La défiance envers la Raison ne date pas d'aujourd'hui. Elle est intimement liée à la longue histoire de la philosophie et procède d'abord d'un simple constat empirique : après 2500 ans, aucun consensus ne règne encore sur aucune des grandes questions métaphysiques et existentielles qui ont occupé les penseurs depuis la plus lointaine antiquité. Aujourd'hui comme hier, nous devons admettre que les gens ont des manières de penser très différentes et qu'ils sont rarement d'accord sur l'essentiel. Les gens qui ont vécu au même endroit et à la même époque n'étaient pas toujours d'accord sur les croyances fondamentales. Et que dire encore des gens qui ne vivent pas au même endroit, ni à la même époque, et qui ont des coutumes, des mœurs, très différentes des nôtres?
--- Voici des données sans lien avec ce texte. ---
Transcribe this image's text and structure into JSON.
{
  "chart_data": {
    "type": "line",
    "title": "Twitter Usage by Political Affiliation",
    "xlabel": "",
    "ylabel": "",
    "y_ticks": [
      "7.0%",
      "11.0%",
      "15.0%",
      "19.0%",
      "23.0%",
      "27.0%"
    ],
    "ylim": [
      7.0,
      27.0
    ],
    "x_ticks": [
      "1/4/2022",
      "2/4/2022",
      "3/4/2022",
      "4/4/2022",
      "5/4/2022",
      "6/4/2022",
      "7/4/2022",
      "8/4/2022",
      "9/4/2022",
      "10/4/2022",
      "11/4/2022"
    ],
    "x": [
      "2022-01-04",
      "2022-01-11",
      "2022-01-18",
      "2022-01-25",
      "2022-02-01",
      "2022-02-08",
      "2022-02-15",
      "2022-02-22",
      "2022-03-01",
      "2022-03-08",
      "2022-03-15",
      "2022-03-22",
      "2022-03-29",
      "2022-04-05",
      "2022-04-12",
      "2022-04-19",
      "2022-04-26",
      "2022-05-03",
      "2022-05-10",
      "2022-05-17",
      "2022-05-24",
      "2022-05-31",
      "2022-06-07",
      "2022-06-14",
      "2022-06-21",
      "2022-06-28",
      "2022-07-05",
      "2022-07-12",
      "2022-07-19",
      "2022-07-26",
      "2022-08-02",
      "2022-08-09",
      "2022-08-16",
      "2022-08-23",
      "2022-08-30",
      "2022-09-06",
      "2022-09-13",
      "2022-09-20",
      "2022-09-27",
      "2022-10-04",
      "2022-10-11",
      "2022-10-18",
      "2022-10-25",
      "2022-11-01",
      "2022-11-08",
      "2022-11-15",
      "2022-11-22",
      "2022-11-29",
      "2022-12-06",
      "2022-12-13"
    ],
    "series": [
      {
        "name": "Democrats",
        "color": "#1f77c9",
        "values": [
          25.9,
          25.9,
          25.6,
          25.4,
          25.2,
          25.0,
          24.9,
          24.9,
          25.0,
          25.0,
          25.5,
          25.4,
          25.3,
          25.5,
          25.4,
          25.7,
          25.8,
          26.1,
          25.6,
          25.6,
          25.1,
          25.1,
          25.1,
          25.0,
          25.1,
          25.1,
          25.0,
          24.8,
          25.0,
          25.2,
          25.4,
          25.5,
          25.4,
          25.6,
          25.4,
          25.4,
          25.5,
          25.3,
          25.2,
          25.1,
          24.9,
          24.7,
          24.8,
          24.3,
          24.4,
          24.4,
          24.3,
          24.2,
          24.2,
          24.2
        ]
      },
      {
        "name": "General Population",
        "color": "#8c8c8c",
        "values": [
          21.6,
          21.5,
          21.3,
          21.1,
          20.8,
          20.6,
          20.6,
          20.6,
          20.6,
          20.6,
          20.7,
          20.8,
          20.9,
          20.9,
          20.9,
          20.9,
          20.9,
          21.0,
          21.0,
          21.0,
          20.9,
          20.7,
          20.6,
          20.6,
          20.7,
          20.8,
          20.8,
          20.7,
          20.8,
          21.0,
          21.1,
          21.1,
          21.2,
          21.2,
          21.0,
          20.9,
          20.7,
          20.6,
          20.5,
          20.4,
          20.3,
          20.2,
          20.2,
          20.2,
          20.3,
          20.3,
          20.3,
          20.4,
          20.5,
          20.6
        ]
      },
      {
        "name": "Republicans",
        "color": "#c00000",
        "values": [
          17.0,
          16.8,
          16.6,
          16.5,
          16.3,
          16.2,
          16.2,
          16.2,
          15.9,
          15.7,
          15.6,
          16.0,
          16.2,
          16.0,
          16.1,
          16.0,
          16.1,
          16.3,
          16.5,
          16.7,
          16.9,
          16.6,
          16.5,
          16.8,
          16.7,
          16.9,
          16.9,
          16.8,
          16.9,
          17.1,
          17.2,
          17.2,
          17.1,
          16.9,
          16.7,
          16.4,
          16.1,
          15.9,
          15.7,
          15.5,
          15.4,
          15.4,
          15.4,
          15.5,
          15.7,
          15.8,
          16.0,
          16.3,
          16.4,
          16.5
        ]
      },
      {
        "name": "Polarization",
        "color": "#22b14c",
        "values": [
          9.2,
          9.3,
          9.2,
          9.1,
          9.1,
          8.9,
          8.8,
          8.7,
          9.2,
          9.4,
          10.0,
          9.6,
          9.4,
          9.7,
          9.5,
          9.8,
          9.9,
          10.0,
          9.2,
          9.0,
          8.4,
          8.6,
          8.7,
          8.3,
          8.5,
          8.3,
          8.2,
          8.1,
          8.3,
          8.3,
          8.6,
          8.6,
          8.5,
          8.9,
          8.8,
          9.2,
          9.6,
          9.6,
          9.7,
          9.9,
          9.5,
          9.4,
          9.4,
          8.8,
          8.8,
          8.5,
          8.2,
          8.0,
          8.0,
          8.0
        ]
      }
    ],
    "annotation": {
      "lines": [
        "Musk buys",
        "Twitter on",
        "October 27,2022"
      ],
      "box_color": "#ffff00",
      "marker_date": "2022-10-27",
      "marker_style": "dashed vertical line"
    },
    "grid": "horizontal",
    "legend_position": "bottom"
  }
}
Bref, le constat que les options philosophiques sont nombreuses et qu'aucune d'entre elles n'a jamais su s'imposer définitivement, ce constat paraît fournir la preuve évidente que la Raison est impuissante à trouver la Vérité.... N'est-ce pas la preuve que ce long effort a prouvé là son inutilité? Le seul bénéfice que nous avons pu tirer de cette entreprise n'a donc pas été de nous rapprocher de la vérité, mais uniquement d'éveiller notre sens critique .


Or, si cet argument repose sur une prémisse incontestable, sa conclusion en revanche est assez discutable. La prémisse, c'est le simple constat d'un désaccord philosophique qui n'a jamais cessé et qui n'est pas non plus susceptible de disparaître un jour. La conclusion, c'est que l'entreprise rationnelle a donc échoué car elle ne se serait jamais constituée en un véritable savoir. Or, ce qui autorise ce jugement expéditif, c'est un certain modèle de la connaissance, qui s'est imposé au au 17e siècle à la faveur de la révolution scientifique. Dans la préface à la seconde édition de la Critique de la Raison pure, Kant énonçait deux critères décisifs qui permettaient d'apprécier si une connaissance rationnelle suivait ou non le chemin sûr d'une science . Ces critères étaient purement extérieurs et donc aisés à reconnaître : "Si, après bien des dispositions et préparatifs, elle tombe dans l'embarras, sitôt qu'on touche au but; ou si, pour l'atteindre, elle est souvent forcée de revenir sur ses pas et des prendre une autre voie; ou bien encore s'il n'est pas possible d'accorder entre eux les divers collaborateurs sur la façon dont le but commun doit être poursuivi, alors on peut toujours être convaincu qu'une telle étude est encore loin d'être entrée dans le chemin sûr d'une science, et qu'elle n'est qu'un simple tâtonnement".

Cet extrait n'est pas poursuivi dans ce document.